For decades, radiation has been a cornerstone of thyroid cancer care. But it may soon be phased out entirely for many thyroid tumors as emerging research casts doubt on whether it benefits patients.
A study published Wednesday in the New England Journal of Medicine suggests that surgery alone might be sufficient to cure the lowest-risk thyroid cancers, and that follow-up treatment with radioactive iodine offers no additional benefit for these patients.
“It’s almost a given that once patients have their thyroid taken out, they get radioactive iodine,” said David Cooper, an endocrinologist at the Johns Hopkins University School of Medicine. “Recently, people have been wondering whether it really does what it’s supposed to, whether its potential harms are worth the potential benefits.”
Part of the trouble with answering that question is that low doses of radioactive iodine, which are typically given for low-risk thyroid cancer, aren’t all that bad. Classically, radioactive iodine might cause nausea, discomfort, or in some cases, damage to the salivary glands, but many patients won’t even experience that, Cooper said.
The main burden is that the procedure costs time and money, and brings the remote risk that the radiation itself could cause another cancer.
“Some patients may have a large copay. It’s very time-intensive, that might affect the patient’s income. But the [medical] risks are pretty low,” Cooper said. “That’s why it sort of drifted along without anyone carefully analyzing it.”
Radioactive iodine works a bit like a Trojan horse against cancer. The thyroid needs iodine to produce its specific set of hormones, so thyroid cells and thyroid cancer cells pump in the radioactive iodine-131 just as readily as any other isotope of the element. Once inside, the radioactivity kills the cell. The idea is to clean up any thyroid cancer cells that might have been left behind after surgery, specifically for cancers known as differentiated thyroid cancers, which include follicular and papillary thyroid cancer. Radioactive iodine is not used for other forms, such as medullary or anaplastic thyroid cancer.
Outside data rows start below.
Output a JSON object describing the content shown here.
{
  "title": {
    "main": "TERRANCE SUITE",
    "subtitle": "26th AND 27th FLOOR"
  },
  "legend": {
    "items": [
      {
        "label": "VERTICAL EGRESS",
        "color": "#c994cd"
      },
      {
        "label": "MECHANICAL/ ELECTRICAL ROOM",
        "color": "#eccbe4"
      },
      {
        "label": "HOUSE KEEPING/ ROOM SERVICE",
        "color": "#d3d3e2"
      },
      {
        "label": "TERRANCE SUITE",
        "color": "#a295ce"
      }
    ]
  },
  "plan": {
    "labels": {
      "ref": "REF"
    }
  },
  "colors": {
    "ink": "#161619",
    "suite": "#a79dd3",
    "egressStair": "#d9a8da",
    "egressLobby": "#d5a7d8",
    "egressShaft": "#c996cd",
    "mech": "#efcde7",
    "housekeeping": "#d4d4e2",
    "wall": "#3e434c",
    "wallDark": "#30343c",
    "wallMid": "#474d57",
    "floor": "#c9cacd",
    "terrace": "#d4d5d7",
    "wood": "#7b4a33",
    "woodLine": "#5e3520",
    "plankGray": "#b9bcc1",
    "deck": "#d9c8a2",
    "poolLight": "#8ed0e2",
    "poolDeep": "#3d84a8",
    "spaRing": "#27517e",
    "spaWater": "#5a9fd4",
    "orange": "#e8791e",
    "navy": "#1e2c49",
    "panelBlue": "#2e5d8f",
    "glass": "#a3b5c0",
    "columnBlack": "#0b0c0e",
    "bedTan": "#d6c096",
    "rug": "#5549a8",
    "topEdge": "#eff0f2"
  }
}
“In the ’90s, there was a retrospective study showing that radioactive iodine could reduce mortality and relapse in thyroid cancer patients,” said Sophie Leboulleux, an oncologist who worked on the study as a scientist at Gustave-Roussy Cancer Campus in France and is now at Geneva University Hospitals. “But times have changed. Thyroid cancers are not discovered at the same stages they were 25 years ago.”
Thyroid cancer is found more frequently now because CT scans and ultrasounds done on the head and neck for other reasons may incidentally catch thyroid cancer, too. Often, these are small, low-risk tumors, Leboulleux said. In these cases, clinicians have started wondering if surgery alone might be sufficient, sparing patients from the added cost of radiation. In 2012, Leboulleux worked on another study that found roughly 30 millicuries of radiation was just as good as a much larger dose typically given for low-risk thyroid tumors.
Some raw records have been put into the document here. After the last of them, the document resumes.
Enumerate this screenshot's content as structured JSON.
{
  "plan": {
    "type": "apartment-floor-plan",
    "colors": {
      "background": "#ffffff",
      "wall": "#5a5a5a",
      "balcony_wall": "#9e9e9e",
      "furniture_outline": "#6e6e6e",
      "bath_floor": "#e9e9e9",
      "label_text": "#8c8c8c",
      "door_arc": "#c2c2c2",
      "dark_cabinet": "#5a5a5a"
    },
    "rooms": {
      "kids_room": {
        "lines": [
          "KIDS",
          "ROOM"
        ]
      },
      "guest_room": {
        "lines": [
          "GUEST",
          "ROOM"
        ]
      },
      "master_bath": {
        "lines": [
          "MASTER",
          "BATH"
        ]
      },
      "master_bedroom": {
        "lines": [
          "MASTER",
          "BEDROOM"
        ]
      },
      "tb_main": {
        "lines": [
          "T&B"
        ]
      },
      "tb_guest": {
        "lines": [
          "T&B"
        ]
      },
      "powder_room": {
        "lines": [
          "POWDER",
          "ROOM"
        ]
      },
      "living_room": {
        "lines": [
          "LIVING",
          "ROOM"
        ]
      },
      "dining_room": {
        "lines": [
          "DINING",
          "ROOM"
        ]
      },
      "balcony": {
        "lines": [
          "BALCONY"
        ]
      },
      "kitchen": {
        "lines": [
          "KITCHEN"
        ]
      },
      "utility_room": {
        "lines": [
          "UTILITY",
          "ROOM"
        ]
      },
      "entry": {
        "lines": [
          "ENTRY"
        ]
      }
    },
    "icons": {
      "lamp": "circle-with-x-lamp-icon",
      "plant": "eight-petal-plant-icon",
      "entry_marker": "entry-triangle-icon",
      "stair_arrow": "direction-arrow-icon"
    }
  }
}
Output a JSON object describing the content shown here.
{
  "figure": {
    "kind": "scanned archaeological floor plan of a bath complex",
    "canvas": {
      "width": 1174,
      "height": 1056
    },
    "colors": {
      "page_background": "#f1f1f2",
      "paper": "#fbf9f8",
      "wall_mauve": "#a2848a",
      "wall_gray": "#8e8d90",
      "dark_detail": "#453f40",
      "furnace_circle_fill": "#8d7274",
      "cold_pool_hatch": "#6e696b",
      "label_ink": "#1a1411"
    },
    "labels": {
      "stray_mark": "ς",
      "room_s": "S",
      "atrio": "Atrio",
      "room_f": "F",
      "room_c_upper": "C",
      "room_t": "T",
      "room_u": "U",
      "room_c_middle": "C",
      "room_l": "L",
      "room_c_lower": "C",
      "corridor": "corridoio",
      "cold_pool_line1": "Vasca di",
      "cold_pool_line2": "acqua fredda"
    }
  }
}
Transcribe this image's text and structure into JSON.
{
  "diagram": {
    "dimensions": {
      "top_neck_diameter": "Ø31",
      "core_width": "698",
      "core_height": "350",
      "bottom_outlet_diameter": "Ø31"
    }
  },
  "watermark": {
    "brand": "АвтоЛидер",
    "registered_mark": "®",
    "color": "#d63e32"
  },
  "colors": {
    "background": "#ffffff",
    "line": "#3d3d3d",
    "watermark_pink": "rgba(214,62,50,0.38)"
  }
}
“For low-risk [thyroid cancer] we felt there might not be any need for it,” she said. “So we decided to do another study to see if radioiodine therapy was even useful.”
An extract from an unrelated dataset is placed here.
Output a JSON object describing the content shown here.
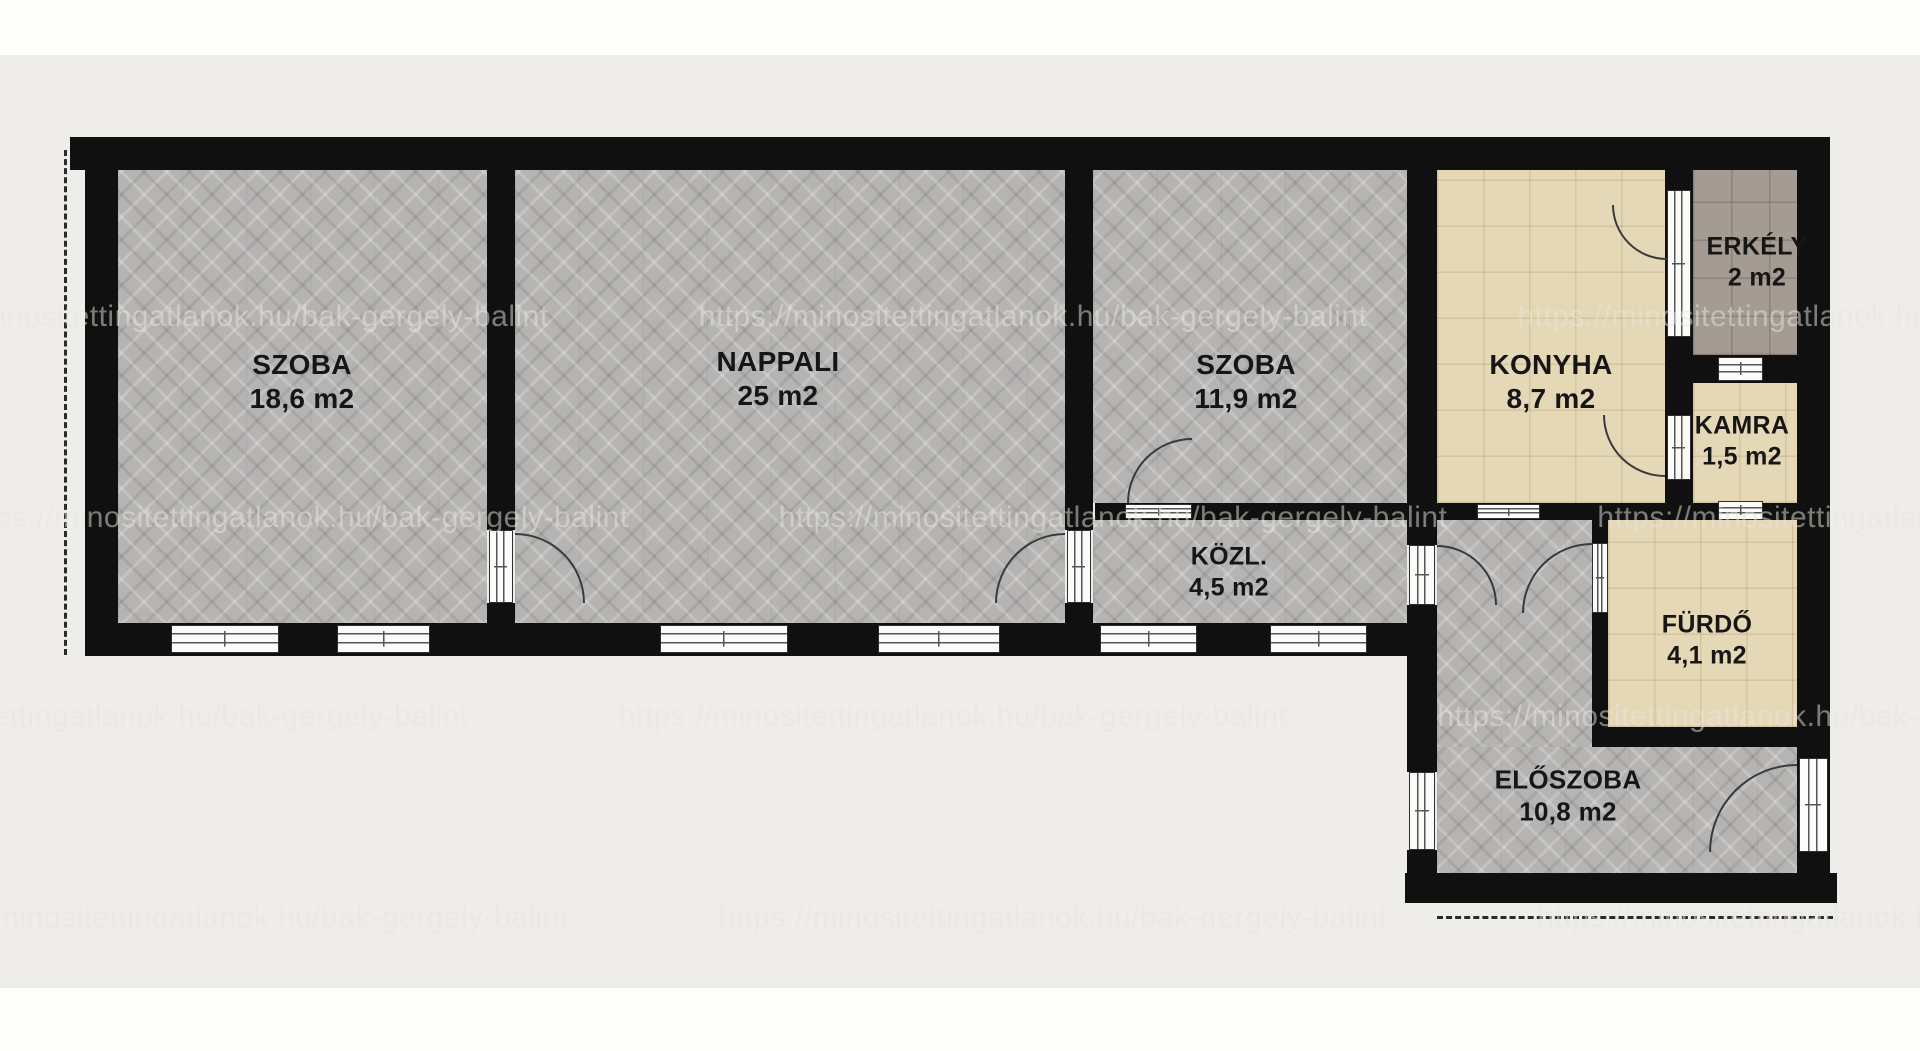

So, Leboulleux and her colleagues recruited 730 patients with low-risk, differentiated thyroid cancer with tumors 2 centimeters or less in width. Half of them were randomly sorted to receive no radioactive iodine after thyroid surgery, and the other half received about 30 millicuries of radiation. After three years, there was no difference in the two groups when it came to new treatments, relapses, or abnormal biological markers. The team will continue to follow the study participants for several more years, but Leboulleux doesn’t expect any changes.
The study is the first hard evidence that post-operative radioactive iodine is very likely useless for these low-risk thyroid cancers, said Johns Hopkins’ Cooper, who also wrote an editorial on the study. “The current recommendation is not to give radioactive iodine in low-risk patients like these, but it’s based on weak evidence and expert opinions,” Cooper said.
“This paper won’t change the recommendation, but doctors and scientists accept randomized trials. So, I think it will change hearts and minds on this topic,” he said. That should help doctors and patients feel more comfortable foregoing radiation after thyroid surgery, Leboulleux said. Ultimately, she thinks that will be good for patients.
“Radiation is just one more worry for a patient. Once you know that you don’t need it, I don’t think you should receive it,” Leboulleux said.
Radioactive iodine still helps for high-risk thyroid cancer, where the malignancy has already spread throughout the body. Whether follow-up radiation is beneficial for more intermediate-risk thyroid cancers is still an open question, Leboulleux added. That is something she hopes to investigate next.